The specific fallacy which I have not seen much addressed thus far in the public debate is that employees are somehow helpless victims of an employer who chooses to offer a choice of smoking in his business. It is disingenuous to claim that "employees deserve a healthy work environment." While no employer should negligently permit unnecessary risks in the workplace, it is a fact of life that every job carries with it intrinsic hazards, some more so than others. The compensation for working in that workplace must implicitly take those hazards into account, or the employer would not be able to hire any employees who were willing to subject themselves to the risks inherent in that workplace.

For example, the general public understands that those who choose to work in such occupations as the armed forces, firefighting, law enforcement, mining, or offshore drilling voluntarily assume greater risks to life and health as a part of their job than those who choose many other occupations, for example as an office worker. Other than the military, nearly every other occupation in our country permits each employee to evaluate on a daily basis whether he considers the benefits of his job (e.g., the pay) to outweigh the costs, including the health risks.

Indentured servanthood has been gone for a long time in our society. Nearly everyone who works in our country, including the Columbus and Bartholomew County area, has the daily freedom to leave a job whenever he comes to believe that the risks outweigh the benefits for him. I understand there are many compelling reasons for wanting to stay in a long-held job, including accrued vacation and benefits, but those must all simply enter into the daily cost-benefit analysis.

I grew up on a hog farm in nearby Rush County, so that brings an illustration to mind. We occasionally shook our heads in near-incredulity to hear the stories of city folk who, longing for a nice place in the country, knowingly selected property near a hog confinement operation for their new residence. Then, after a period of enduring the odors to which they had knowingly subjected themselves, they took the hog farmer to court to protest the very smells that had been there all along, usually since long before they ever decided to place themselves in that environment.

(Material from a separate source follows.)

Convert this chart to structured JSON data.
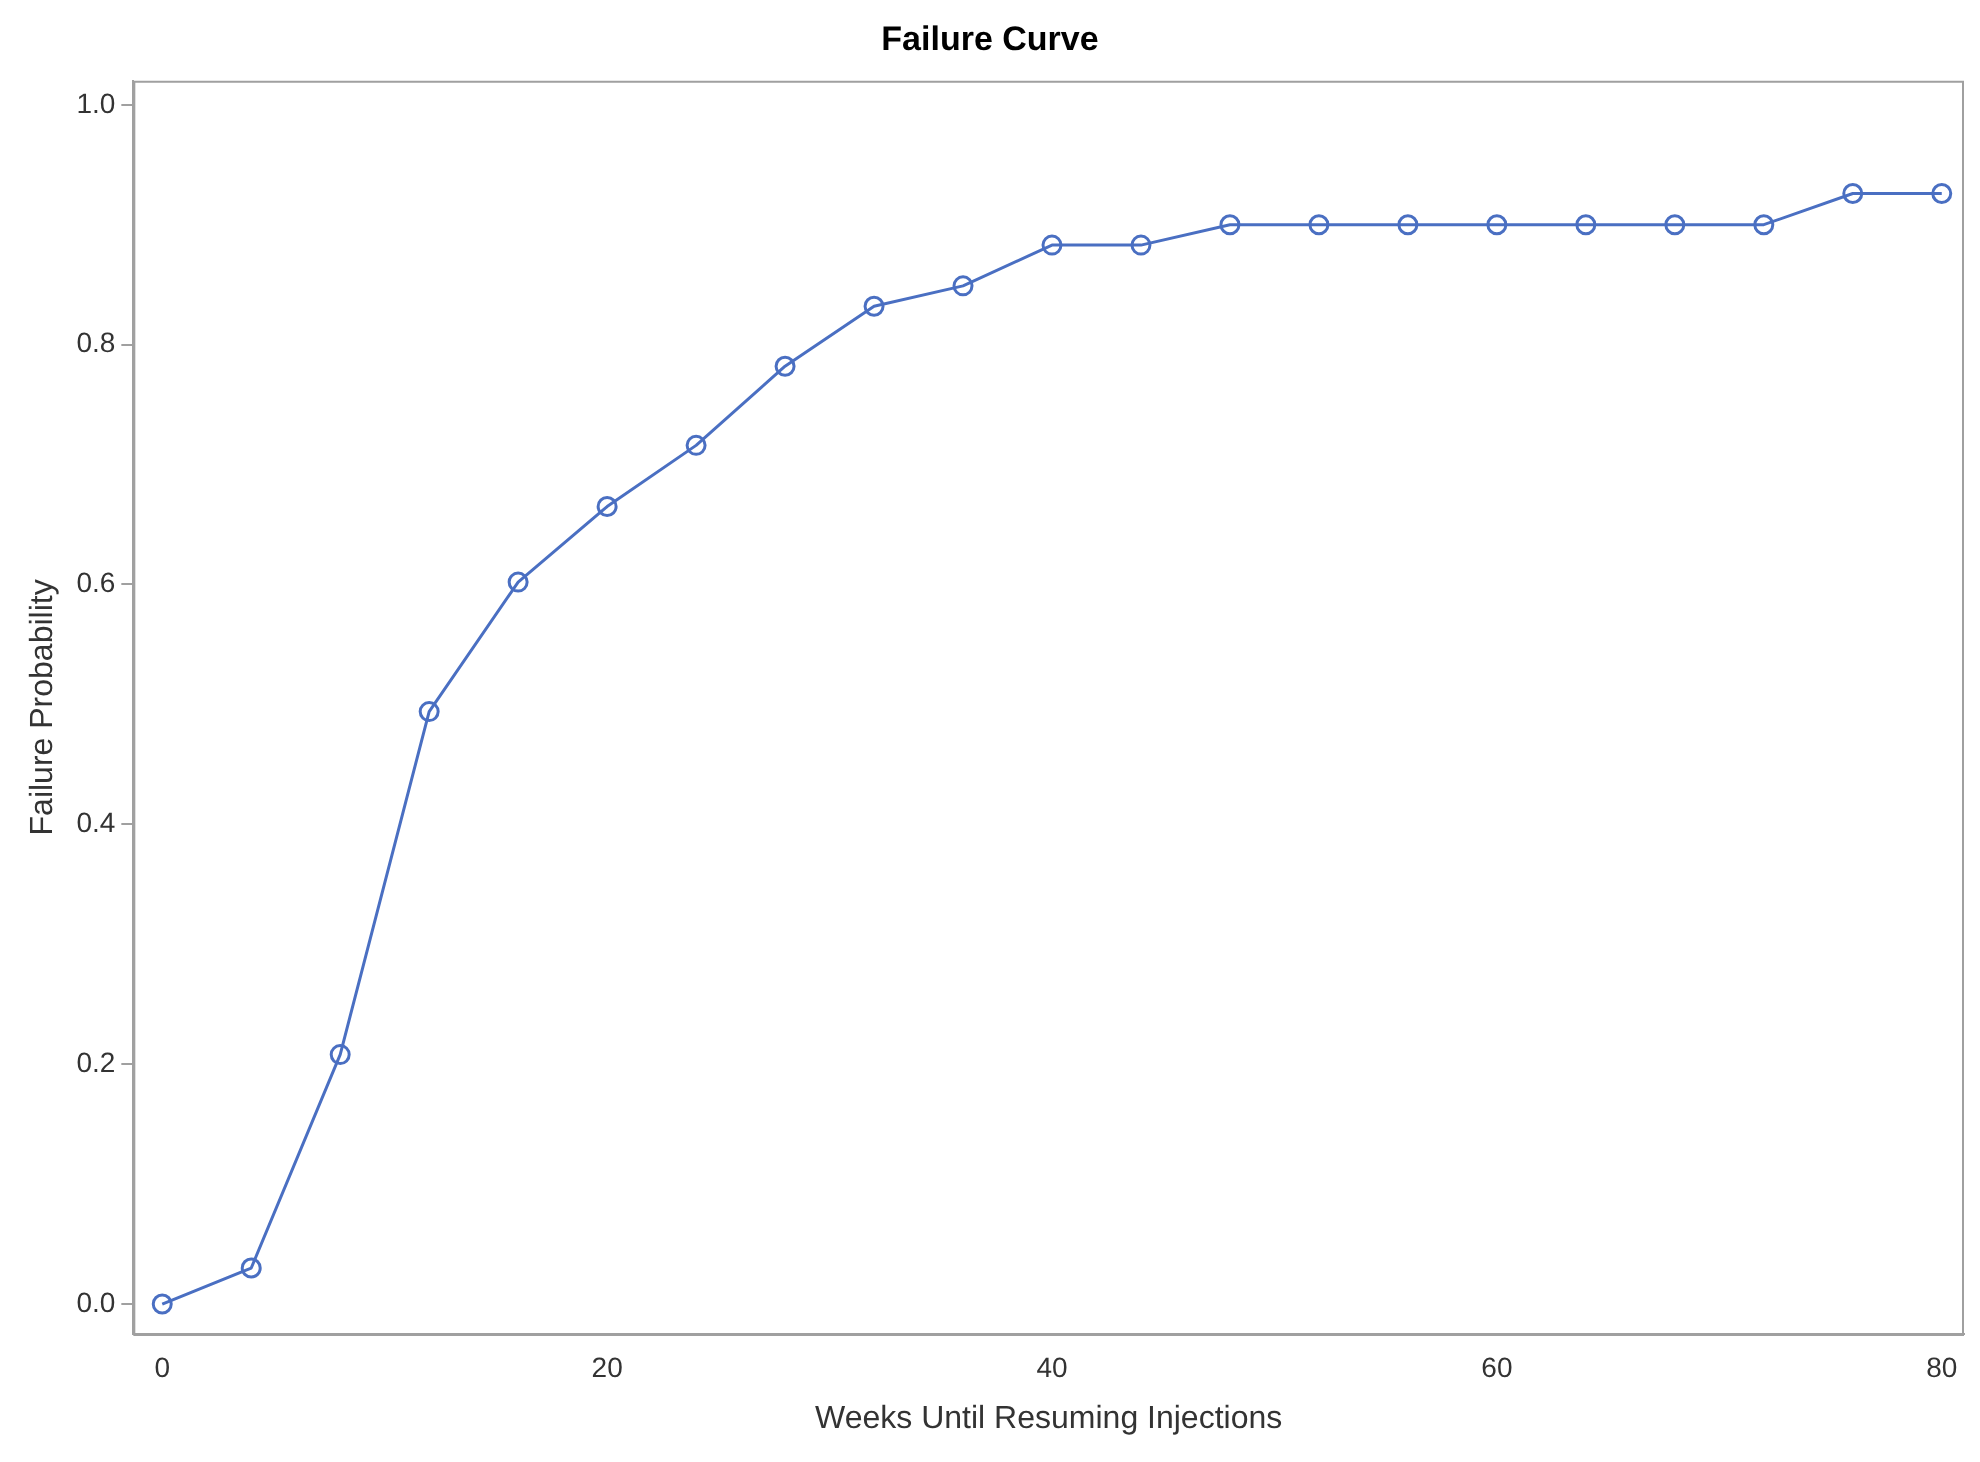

This is the same sort of pomposity I see in an employee (or a well-intentioned public servant who wishes to intervene on his behalf in exchange for a vote in the next election) who knowingly hires into a smoking environment, and then suddenly decides that he has a right to demand the employer provide him a different environment, rather than just voting with his feet and selling his services to someone else who will provide him a work environment with a cost-benefit ratio more to his liking.

Another option open to any employee is to politely negotiate with the employer before deciding to leave. Perhaps faced with losing one or more valued and experienced employees, some employers would suddenly find it in their own enlightened self-interest to voluntarily institute a no-smoking policy for the business. If not, asking the question has at least helped to clarify whether the employer with these priorities is really the one for whom you wish to work anyway.

One of the sound bites playing on WCSI radio today in the story on the August 30 public forum was positively Orwellian. I did not hear who the man speaking was, but he said something to the effect that if the taxpaying members of the community were not voluntarily making "good" health choices (as he defines "good"), then he sees government's role as stepping in and forcing them to do so. This flies in the face of those like me who see one of government's primary roles as preserving the rights of liberty and private property.

It reminds me of Benjamin Franklin's comment, "They that can give up essential liberty to obtain a little temporary safety deserve neither liberty nor safety." In this case, those giving up essential liberty are those seeking a little temporary safety from tobacco smoke by using the force of government to compel their neighbors to give up a measure of liberty.

While I am no fan of second-hand smoke, the loss of liberty, and the precedent it sets for further losses in the future for other perceived "public goods", is just not worth it.